The rest is all about the additional toppings. For this part, you could go your own way and simply serve your lentil stuffed sweet potatoes with sour cream on top if you wish. However, I highly recommend you try this red cabbage slaw and the avocado cream. Neither of them will take long to prepare. In addition, each topping adds a little something to the loaded sweet potatoes, especially if like me you enjoy contrasts in textures in a recipe. Here the cabbage slaw gives some crunchiness and a bright pink-mauve color, while the avocado cream brings a soft and smooth texture. Last but not least, sprinkle some fresh cilantro on top for a little touch of green!
This comfort plant-based and healthy dish will warm you up from the inside, leave you full and satisfied. Naturally vegan and gluten free, it’s also a great way to increase your veggie intake. As far as I am concerned, the recipe goes straight to my favorite seasonal dishes, together with the creamy coconut lentil curry. So, give it a try and let me know what you think. I’m pretty sure you’ll dot it again and again!
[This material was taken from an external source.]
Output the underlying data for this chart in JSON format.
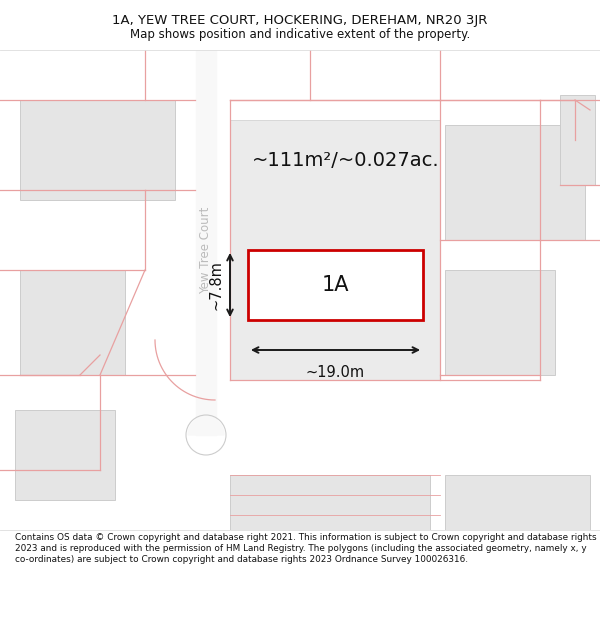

- 4-6 medium sweet potatoes, baked
- 2 cups (150g) cooked green lentils
- ½ cup (65g) walnuts
- 2 garlic cloves, minced
- 1 tsp hot sauce
- 2 Tbsp chili powder
- 1 tsp cumin
- 1 tsp oregano
- ½ tsp smoked paprika
- Salt & pepper
- ½ cup (120 ml) water
- ¼ small head red cabbage, shredded
- 1 Tbsp lemon juice
- 1 Tbsp apple cider vinegar
- 1 pinch salt
- 2 ripe avocados
- 1 small bunch cilantro, sliced (leaves only)
- 3 Tbsp lemon juice
- 1-2 Tbsp water (more if needed to blend)
- 1 garlic clove, minced
- Salt & pepper
- Fresh cilantro, chopped
- sliced jalapeños, salsa, hot sauce
- Preheat oven to 400F (200 C). Pierce the sweet potatoes several times with a fork and place onto a lined baking sheet. Bake for about an hour or longer, until fork tender.
- Place walnuts in a food processor, and pulse 2 or 3 times (the walnuts must be cut into tiny pieces, looking "meaty").
- Drizzle some olive oil in a large skillet, and place on medium heat. Once hot, add the cooked lentils (previously cooked according to package instructions), walnuts, garlic, spices, hot sauce, and pour some water to moisten (I advice about ½ cup/120 ml, more if needed). Cook for a few minutes, or until heated throughout.
- For the cabbage slaw, place all the ingredients in a medium bowl, and stir to combine. Refrigerate until ready to use.
- Prepare the avocado cream by combining all the ingredients in a blender or food processor, and mix until smooth and creamy. Adjust seasoning as needed, and set aside.
- Slice the sweet potatoes length-wise, stuff them with the lentil-walnut meat, and top with the avocado cream, and additional toppings (sliced jalapenos, fresh chopped cilantro, salsa and/or hot sauce).